Strawbridge W J, Kaplan G A, Camacho T, Cohen R D
Human Population Laboratory, California Public Health Foundation, Berkeley 94704.
J Am Geriatr Soc. 1992 Aug;40(8):799-806. doi: 10.1111/j.1532-5415.1992.tb01852.x.
To examine changes in functional status over time by age, gender, and ethnicity in a representative sample of older persons.
Six-year prospective cohort study.
Alameda County, California.
508 persons 65 years old and older at baseline in 1984.
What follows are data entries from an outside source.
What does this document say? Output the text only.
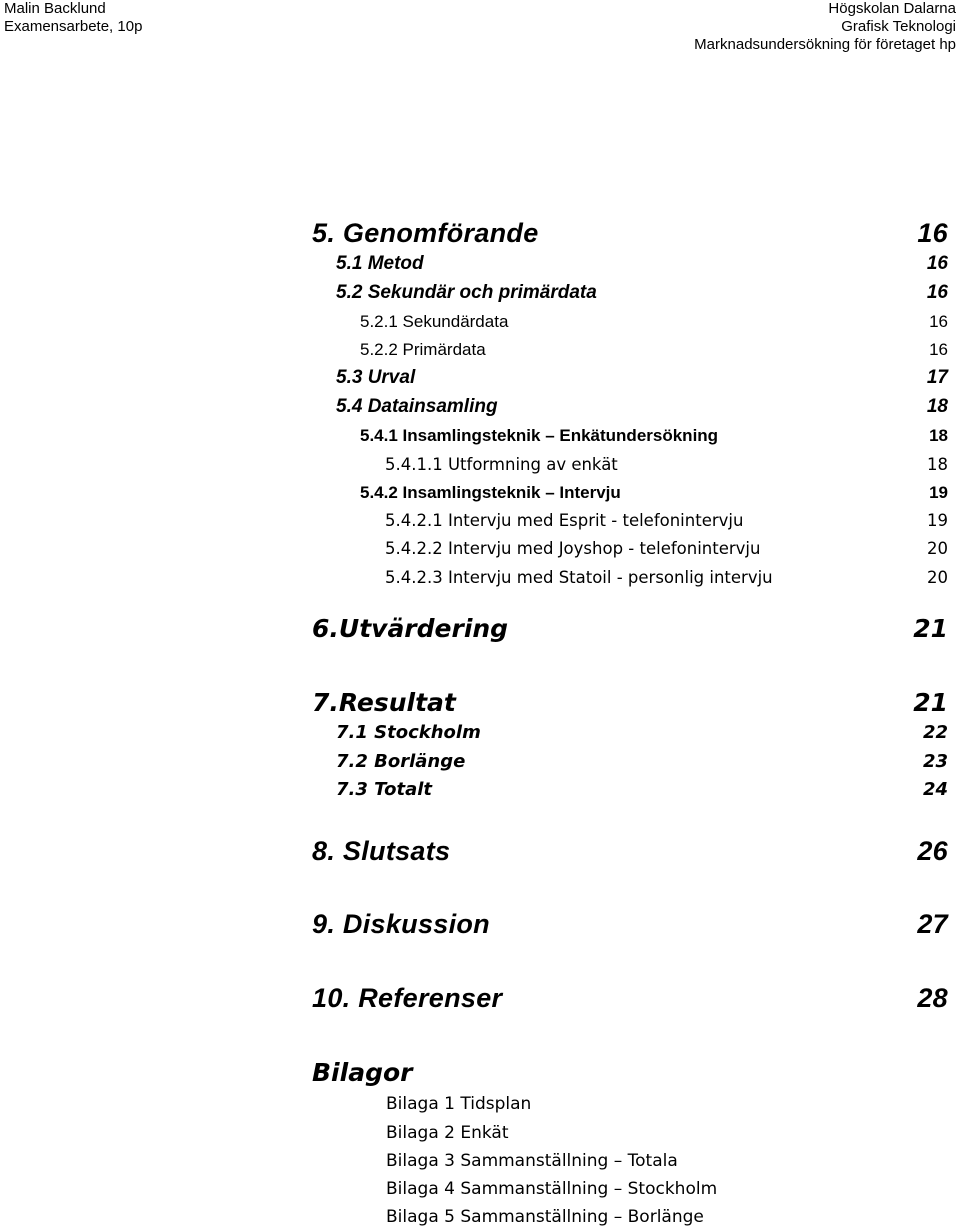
Malin Backlund
Examensarbete, 10p
Högskolan Dalarna
Grafisk Teknologi
Marknadsundersökning för företaget hp
5. Genomförande	16
5.1 Metod	16
5.2 Sekundär och primärdata	16
5.2.1 Sekundärdata	16
5.2.2 Primärdata	16
5.3 Urval	17
5.4 Datainsamling	18
5.4.1 Insamlingsteknik – Enkätundersökning	18
5.4.1.1 Utformning av enkät	18
5.4.2 Insamlingsteknik – Intervju	19
5.4.2.1 Intervju med Esprit - telefonintervju	19
5.4.2.2 Intervju med Joyshop - telefonintervju	20
5.4.2.3 Intervju med Statoil - personlig intervju	20
6.Utvärdering	21
7.Resultat	21
7.1 Stockholm	22
7.2 Borlänge	23
7.3 Totalt	24
8. Slutsats	26
9. Diskussion	27
10. Referenser	28
Bilagor
Bilaga 1 Tidsplan
Bilaga 2 Enkät
Bilaga 3 Sammanställning – Totala
Bilaga 4 Sammanställning – Stockholm
Bilaga 5 Sammanställning – Borlänge
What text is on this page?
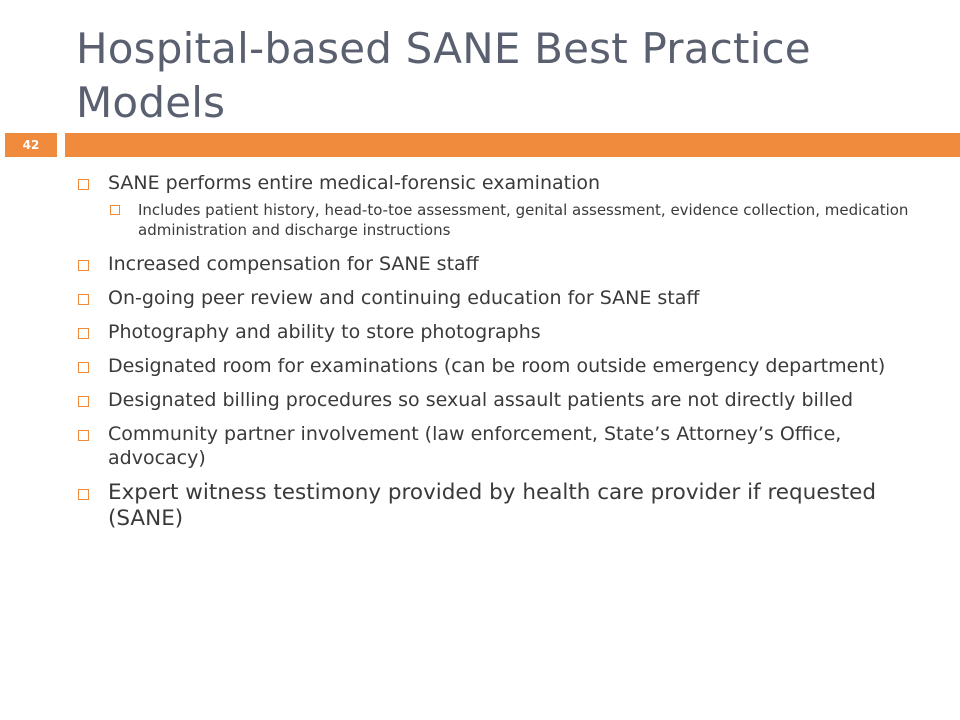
Hospital-based SANE Best Practice Models
42
SANE performs entire medical-forensic examination
Includes patient history, head-to-toe assessment, genital assessment, evidence collection, medication administration and discharge instructions
Increased compensation for SANE staff
On-going peer review and continuing education for SANE staff
Photography and ability to store photographs
Designated room for examinations (can be room outside emergency department)
Designated billing procedures so sexual assault patients are not directly billed
Community partner involvement (law enforcement, State’s Attorney’s Office, advocacy)
Expert witness testimony provided by health care provider if requested (SANE)
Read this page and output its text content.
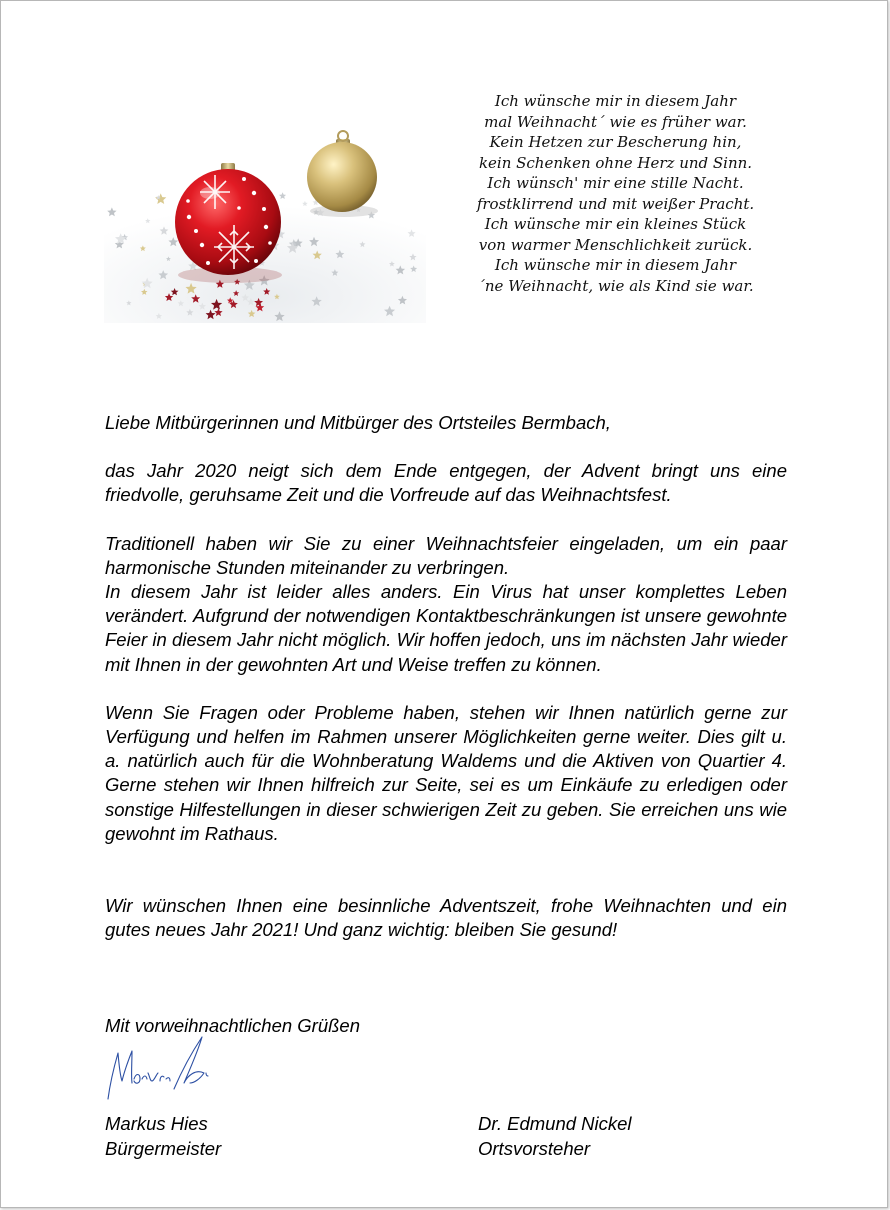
Ich wünsche mir in diesem Jahr
mal Weihnacht´ wie es früher war.
Kein Hetzen zur Bescherung hin,
kein Schenken ohne Herz und Sinn.
Ich wünsch' mir eine stille Nacht.
frostklirrend und mit weißer Pracht.
Ich wünsche mir ein kleines Stück
von warmer Menschlichkeit zurück.
Ich wünsche mir in diesem Jahr
´ne Weihnacht, wie als Kind sie war.

Liebe Mitbürgerinnen und Mitbürger des Ortsteiles Bermbach,

das Jahr 2020 neigt sich dem Ende entgegen, der Advent bringt uns eine friedvolle, geruhsame Zeit und die Vorfreude auf das Weihnachtsfest.

Traditionell haben wir Sie zu einer Weihnachtsfeier eingeladen, um ein paar harmonische Stunden miteinander zu verbringen.

In diesem Jahr ist leider alles anders. Ein Virus hat unser komplettes Leben verändert. Aufgrund der notwendigen Kontaktbeschränkungen ist unsere gewohnte Feier in diesem Jahr nicht möglich. Wir hoffen jedoch, uns im nächsten Jahr wieder mit Ihnen in der gewohnten Art und Weise treffen zu können.

Wenn Sie Fragen oder Probleme haben, stehen wir Ihnen natürlich gerne zur Verfügung und helfen im Rahmen unserer Möglichkeiten gerne weiter. Dies gilt u. a. natürlich auch für die Wohnberatung Waldems und die Aktiven von Quartier 4. Gerne stehen wir Ihnen hilfreich zur Seite, sei es um Einkäufe zu erledigen oder sonstige Hilfestellungen in dieser schwierigen Zeit zu geben. Sie erreichen uns wie gewohnt im Rathaus.

Wir wünschen Ihnen eine besinnliche Adventszeit, frohe Weihnachten und ein gutes neues Jahr 2021! Und ganz wichtig: bleiben Sie gesund!

Mit vorweihnachtlichen Grüßen
Markus Hies
Bürgermeister
Dr. Edmund Nickel
Ortsvorsteher
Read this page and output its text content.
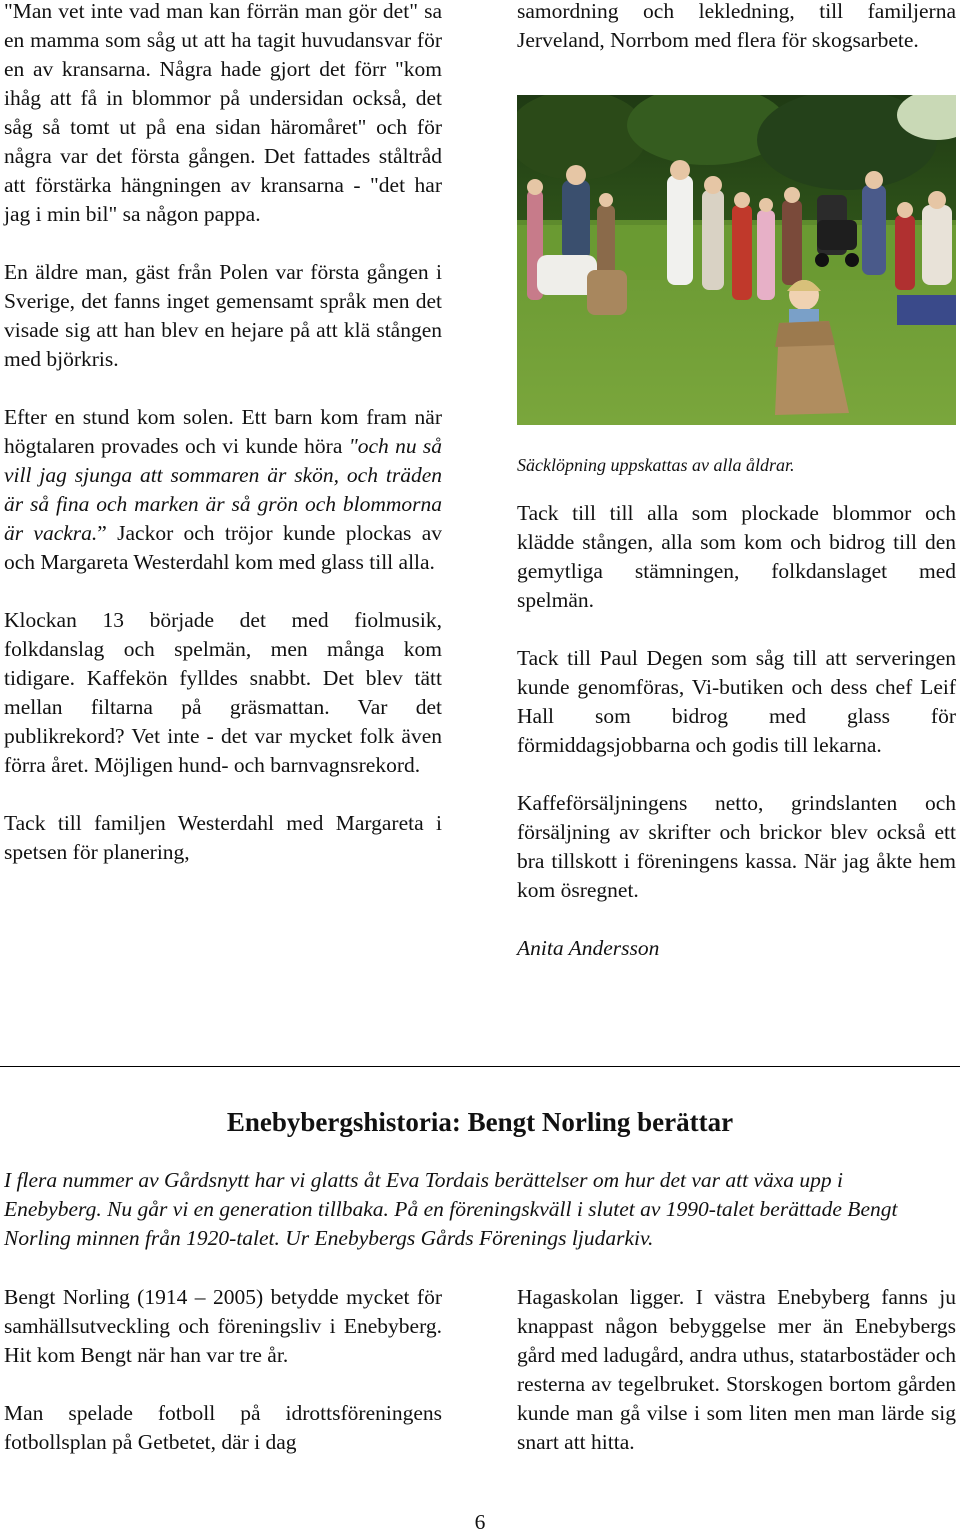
"Man vet inte vad man kan förrän man gör det" sa en mamma som såg ut att ha tagit huvudansvar för en av kransarna. Några hade gjort det förr "kom ihåg att få in blommor på undersidan också, det såg så tomt ut på ena sidan häromåret" och för några var det första gången. Det fattades ståltråd att förstärka hängningen av kransarna - "det har jag i min bil" sa någon pappa.

En äldre man, gäst från Polen var första gången i Sverige, det fanns inget gemensamt språk men det visade sig att han blev en hejare på att klä stången med björkris.

Efter en stund kom solen. Ett barn kom fram när högtalaren provades och vi kunde höra "och nu så vill jag sjunga att sommaren är skön, och träden är så fina och marken är så grön och blommorna är vackra.” Jackor och tröjor kunde plockas av och Margareta Westerdahl kom med glass till alla.

Klockan 13 började det med fiolmusik, folkdanslag och spelmän, men många kom tidigare. Kaffekön fylldes snabbt. Det blev tätt mellan filtarna på gräsmattan. Var det publikrekord? Vet inte - det var mycket folk även förra året. Möjligen hund- och barnvagnsrekord.

Tack till familjen Westerdahl med Margareta i spetsen för planering,

samordning och lekledning, till familjerna Jerveland, Norrbom med flera för skogsarbete.

Säcklöpning uppskattas av alla åldrar.

Tack till till alla som plockade blommor och klädde stången, alla som kom och bidrog till den gemytliga stämningen, folkdanslaget med spelmän.

Tack till Paul Degen som såg till att serveringen kunde genomföras, Vi-butiken och dess chef Leif Hall som bidrog med glass för förmiddagsjobbarna och godis till lekarna.

Kaffeförsäljningens netto, grindslanten och försäljning av skrifter och brickor blev också ett bra tillskott i föreningens kassa. När jag åkte hem kom ösregnet.

Anita Andersson

Enebybergshistoria: Bengt Norling berättar

I flera nummer av Gårdsnytt har vi glatts åt Eva Tordais berättelser om hur det var att växa upp i Enebyberg. Nu går vi en generation tillbaka. På en föreningskväll i slutet av 1990-talet berättade Bengt Norling minnen från 1920-talet. Ur Enebybergs Gårds Förenings ljudarkiv.

Bengt Norling (1914 – 2005) betydde mycket för samhällsutveckling och föreningsliv i Enebyberg. Hit kom Bengt när han var tre år.

Man spelade fotboll på idrottsföreningens fotbollsplan på Getbetet, där i dag

Hagaskolan ligger. I västra Enebyberg fanns ju knappast någon bebyggelse mer än Enebybergs gård med ladugård, andra uthus, statarbostäder och resterna av tegelbruket. Storskogen bortom gården kunde man gå vilse i som liten men man lärde sig snart att hitta.

6
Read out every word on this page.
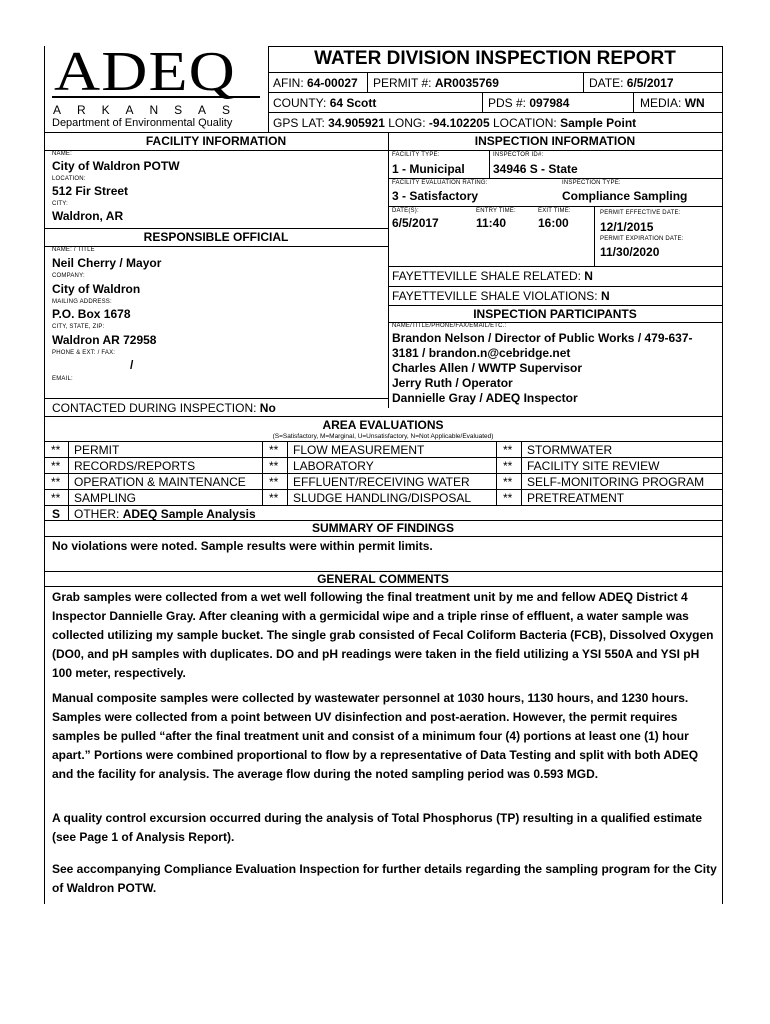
ADEQ
A R K A N S A S
Department of Environmental Quality
WATER DIVISION INSPECTION REPORT
AFIN: 64-00027 PERMIT #: AR0035769	DATE: 6/5/2017
COUNTY: 64 Scott	PDS #: 097984	MEDIA: WN
GPS LAT: 34.905921 LONG: -94.102205 LOCATION: Sample Point
FACILITY INFORMATION	INSPECTION INFORMATION
NAME:
City of Waldron POTW
LOCATION:
512 Fir Street
CITY:
Waldron, AR
RESPONSIBLE OFFICIAL
NAME: / TITLE
Neil Cherry / Mayor
COMPANY:
City of Waldron
MAILING ADDRESS:
P.O. Box 1678
CITY, STATE, ZIP:
Waldron AR 72958
PHONE & EXT: / FAX:
/
EMAIL:
CONTACTED DURING INSPECTION: No
FACILITY TYPE:	INSPECTOR ID#:
1 - Municipal 34946 S - State
FACILITY EVALUATION RATING:	INSPECTION TYPE:
3 - Satisfactory	Compliance Sampling
DATE(S):	ENTRY TIME:	EXIT TIME:
6/5/2017	11:40	16:00
PERMIT EFFECTIVE DATE:
12/1/2015
PERMIT EXPIRATION DATE:
11/30/2020
FAYETTEVILLE SHALE RELATED: N
FAYETTEVILLE SHALE VIOLATIONS: N
INSPECTION PARTICIPANTS
NAME/TITLE/PHONE/FAX/EMAIL/ETC.:
Brandon Nelson / Director of Public Works / 479-637-
3181 / brandon.n@cebridge.net
Charles Allen / WWTP Supervisor
Jerry Ruth / Operator
Dannielle Gray / ADEQ Inspector
AREA EVALUATIONS
(S=Satisfactory, M=Marginal, U=Unsatisfactory, N=Not Applicable/Evaluated)
** PERMIT	** FLOW MEASUREMENT	** STORMWATER
** RECORDS/REPORTS	** LABORATORY	** FACILITY SITE REVIEW
** OPERATION & MAINTENANCE ** EFFLUENT/RECEIVING WATER	** SELF-MONITORING PROGRAM
** SAMPLING	** SLUDGE HANDLING/DISPOSAL	** PRETREATMENT
S OTHER: ADEQ Sample Analysis
SUMMARY OF FINDINGS
No violations were noted. Sample results were within permit limits.
GENERAL COMMENTS
Grab samples were collected from a wet well following the final treatment unit by me and fellow ADEQ District 4 Inspector Dannielle Gray. After cleaning with a germicidal wipe and a triple rinse of effluent, a water sample was collected utilizing my sample bucket. The single grab consisted of Fecal Coliform Bacteria (FCB), Dissolved Oxygen (DO0, and pH samples with duplicates. DO and pH readings were taken in the field utilizing a YSI 550A and YSI pH 100 meter, respectively.
Manual composite samples were collected by wastewater personnel at 1030 hours, 1130 hours, and 1230 hours. Samples were collected from a point between UV disinfection and post-aeration. However, the permit requires samples be pulled “after the final treatment unit and consist of a minimum four (4) portions at least one (1) hour apart.” Portions were combined proportional to flow by a representative of Data Testing and split with both ADEQ and the facility for analysis. The average flow during the noted sampling period was 0.593 MGD.
A quality control excursion occurred during the analysis of Total Phosphorus (TP) resulting in a qualified estimate (see Page 1 of Analysis Report).
See accompanying Compliance Evaluation Inspection for further details regarding the sampling program for the City of Waldron POTW.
Activities of daily living (ADL) dependence, mobility impairment, and functioning on an 18-item scale.
The prevalence of ADL dependence and mobility impairment at baseline increased with age, while function decreased. Particularly striking differences occurred for those 80 and older. Changes in function over the 6-year follow-up showed a similar pattern. While death rates for males were higher, females had poorer initial functioning, and surviving females declined more than surviving males. The incidence of ADL dependence and mobility impairment during follow-up was similar for males and females, although females survived longer with incident disability than did males. Blacks had poorer baseline functioning, more ADL dependence and mobility impairment, and declined more than non-Blacks during follow-up. Some of the baseline difference in function between Blacks and non-Blacks was due to higher rates of chronic illness and co-morbidity. In spite of the general downward trend in functioning over the 6 years, 13% of the males and 20% of the females improved.
Age-related changes in function for older persons are complex and result in much heterogeneity. Clarifying the reasons for such heterogeneity is an important and challenging area of research.
在一个具有代表性的老年人群样本中,研究功能状态随时间推移在年龄、性别和种族方面的变化。
为期六年的前瞻性队列研究。
加利福尼亚州阿拉米达县。
1984年基线时年龄在65岁及以上的508人。
日常生活活动(ADL)依赖、行动能力受损以及基于18项量表的功能状况。
基线时ADL依赖和行动能力受损的患病率随年龄增长而增加,而功能则下降。80岁及以上人群的差异尤为显著。在6年的随访中,功能变化呈现出类似的模式。虽然男性死亡率较高,但女性初始功能较差,且存活的女性比存活的男性下降得更多。随访期间,男性和女性ADL依赖和行动能力受损的发生率相似,尽管女性在出现残疾后存活的时间比男性长。黑人的基线功能较差,ADL依赖和行动能力受损更多,且在随访期间比非黑人下降得更多。黑人和非黑人在功能上的一些基线差异是由于慢性病和合并症的发生率较高。尽管在这6年中功能总体呈下降趋势,但仍有13%的男性和20%的女性功能得到改善。
老年人与年龄相关的功能变化很复杂,导致了很大的异质性。阐明这种异质性的原因是一个重要且具有挑战性的研究领域。